Coautor de espetáculos como Festança no Reino da Mata Verde e Carnaval da Alegria, Fernando admite que um de seus mentores foi Januário de Oliveira (1910-1977), o Mestre Ginu, que ele conheceu em 1969. “Qualquer um pode ser mamulengueiro desde que conheça um mestre que aceite ensiná-lo a modelar e a manipular os bonecos”, explica. Quando fundou o Museu do Mamulengo, em 1994, o primeiro da América Latina dedicado a esse gênero, Fernando deu à instituição o nome de Professor Tiridá – a mais famosa criação de Mestre Ginu. Hoje, o acervo do museu dispõe de 1.200 peças, antigas e contemporâneas. Dessas, 350 estão em exposição.
O projeto Mamulengo Brasileiro, de autoria de Fernando, é sua mais nova empreitada para salvaguardar o teatro popular de bonecos. É dividido em duas etapas: o restauro de 300 peças e a criação de um site bilíngue. “Estou selecionando 300 bonecos de um total de 800. A maioria está infestada de fungos e cupins”, lamenta. Em geral, todo boneco é feito de material perecível, como madeira, tecido e cabelo. Minucioso, o trabalho inclui desinfestação, emassamento e pintura das peças, além da recuperação de figurinos, cabeleiras e adereços. “Muitas vezes, não basta desamassar a cara do boneco; é preciso comprar tecido, envelhecê-lo por processos químicos e trocar seu figurino. É um processo delicado que demanda tempo”, avisa. Por essa razão, ele teme não concluir o projeto no prazo estipulado.
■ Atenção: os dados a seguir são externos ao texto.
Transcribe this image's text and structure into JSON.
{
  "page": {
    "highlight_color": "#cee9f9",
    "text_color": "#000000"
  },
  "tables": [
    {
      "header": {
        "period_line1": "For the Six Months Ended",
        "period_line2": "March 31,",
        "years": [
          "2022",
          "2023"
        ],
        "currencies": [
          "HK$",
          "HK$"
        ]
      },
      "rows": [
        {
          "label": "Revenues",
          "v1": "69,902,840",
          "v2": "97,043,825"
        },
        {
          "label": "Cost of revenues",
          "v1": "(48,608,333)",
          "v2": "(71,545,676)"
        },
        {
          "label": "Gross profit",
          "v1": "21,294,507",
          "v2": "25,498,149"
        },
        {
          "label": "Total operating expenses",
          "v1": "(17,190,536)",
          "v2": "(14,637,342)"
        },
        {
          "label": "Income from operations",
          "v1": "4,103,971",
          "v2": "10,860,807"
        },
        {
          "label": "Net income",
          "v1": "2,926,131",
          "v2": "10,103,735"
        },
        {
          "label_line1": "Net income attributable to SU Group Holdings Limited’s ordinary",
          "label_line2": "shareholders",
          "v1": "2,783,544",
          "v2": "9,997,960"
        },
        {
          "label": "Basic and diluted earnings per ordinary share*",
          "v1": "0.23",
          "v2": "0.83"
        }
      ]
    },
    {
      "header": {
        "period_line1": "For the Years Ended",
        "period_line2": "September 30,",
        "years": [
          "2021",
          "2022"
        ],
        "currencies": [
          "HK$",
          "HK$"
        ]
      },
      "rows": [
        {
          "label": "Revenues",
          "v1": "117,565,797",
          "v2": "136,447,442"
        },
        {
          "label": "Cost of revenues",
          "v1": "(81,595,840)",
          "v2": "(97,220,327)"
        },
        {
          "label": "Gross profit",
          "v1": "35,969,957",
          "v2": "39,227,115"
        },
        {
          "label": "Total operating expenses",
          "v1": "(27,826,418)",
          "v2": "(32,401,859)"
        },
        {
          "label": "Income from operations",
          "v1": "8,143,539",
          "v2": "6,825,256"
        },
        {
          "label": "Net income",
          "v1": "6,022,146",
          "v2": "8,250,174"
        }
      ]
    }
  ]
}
O restauro das peças vai ajudar Fernando na hora de definir os mestres que farão parte do site. Os critérios de seleção, adianta, serão sua importância artística, cultural e histórica. Paralelamente ao trabalho de restauro, vai dar início à criação do site. Nele serão disponibilizados textos sobre o grupo Só-Riso, perfis biográficos dos mestres e imagens dos bonecos restaurados. Fernando não sabe dizer ao certo quantos mamulengueiros existem hoje no país – estima-se que, em atividade, seja algo em torno de 60. Só em Pernambuco, calcula, são oito. Dois dos mais importantes são Zé Divina, de Lagoa de Itaenga, e Zé Lopes, de Glória de Goitá. “Infelizmente, o estado de saúde de Zé Divina, hoje com 85 anos, é delicado. Ele já não consegue mais oferecer o show com as habilidades que o tornaram famoso”, confessa.